Copyright 1990 Guardian Newspapers Limited  
The Guardian (London)

November 15, 1990

LENGTH: 664 words

HEADLINE: Books: A mark made on civilisation

BYLINE: By AFSHIN RATTANSI

BODY:

 

The Pencil: A History, by Henry Petroski (Faber, Pounds 14.99)

THE WORD for that greatest tool of demystification, the pencil, comes indirectly from the Latin word penis. Alas, Professor Petroski is no Levi-Strauss and has no time to linger on substructures, Freudian or otherwise, that perhaps haunt man's attitude to the ubiquitous writing instrument. After all, this is a history of only some 400 pages.

 

Petroski's feat could at first sight be likened to Barthes' The Fashion System, a large book that is seemingly just a tutorial on how to read Vogue magazine. But as Barthes' book is a metaphorical approach to the history of language, so is The Pencil actually a work on the history of technology, a guide to the field of engineering and, more subtly, a paean to free-market economics. It could just as well be about The Car, The Bridge or The Pinhead.

Not having done any research in China, Petroski's story begins on a dark and stormy night in 16th century England. A large oak tree in Keswick, Cumberland became uprooted, revealing an abundance of what was variously called black lead, English antimony, kellow or locally, wadt. It happened to be the purest graphite known in the world and its exceptional properties soon led to its being exported, under armed guard, throughout Europe. Increased availability ensured greater sophistication. From bare graphite did it come to be wrapped in string and then cedar wood. Supplies of Keswick graphite being finite, a technological leap was needed to conserve the resource. Just as our civilisation fought a trillion-dollar cold war for better frying pans, the Napoleonic war was to inspire the new Conte process, by which pencils are still made.

The big pencil firms were established early, Staedtler in 1662, Faber-Castell in 1760 and the book elegantly charts the process of transmogrification from innovator to family-owned business to cartel. You'll find out how they get the graphite into the pencil (clue: look at the hairline crack at the point), and did you know a single pencil can draw a line 70 miles long? That 14 billion are manufactured a year? That hexagonal pencils outsell round ones by 10 to one? You can make pencil marks permanent by washing them in skimmed milk? Venus pencils are named after the Venus de Milo and are a distinctive 'cracked green' colour only because of a defect that then became adopted by the manufacturers? Three out of four barrels have come to be painted an imperial shade of yellow because the Koh-I-Noor Company wanted to suggest that their pencils contained high quality Chinese graphite? Berol, to revive its fortunes after the success of Faber's new oriental source, named a pencil Mikado which then had to be changed, after Pearl Harbour, to Mirado. These were also yellow. Research shows that if you distribute pencils of yellow and green, those with the green will complain yellow is now a sign of 'pencilness'. Enliven your dinner party with a pocket-sized prop.

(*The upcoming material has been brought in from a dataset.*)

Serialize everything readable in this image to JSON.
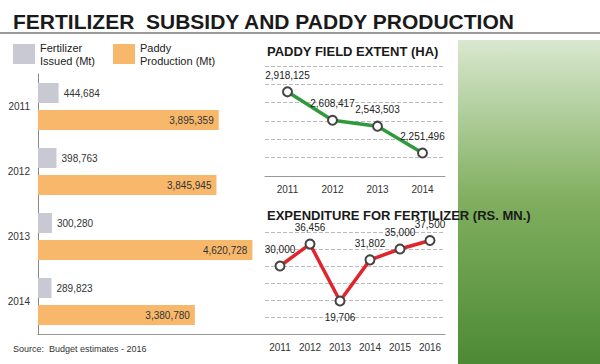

Unfortunately, the book has suffered at the hands of Faber editors. Duplicated sentences and Petroski's concern with 'the ultimate triumph' and, no doubt, penetration, of the American pencil tempt one to compare him to the advertising director at Berol. To demonstrate sharpness, he inserted a pencil point into the playing arm of a gramophone to hear a 'scratchy but stirring' repeated rendition of The Star-Spangled Banner.

The Pencil intelligently argues the importance of the history of technology this alone makes the book required reading for any student engaged in making things. But Petroski, towards the end eulogising Milton Friedman, ultimately fails to see the prescient moral of the Keswick storm story. Sure, the innovative free market trailed thin lines of Cumberland graphite across the world, enhancing scholarship and leaving a mark on all civilisation. But today, it becomes, by analogy, a tale of all natural resources. There is no graphite left in Cumberland.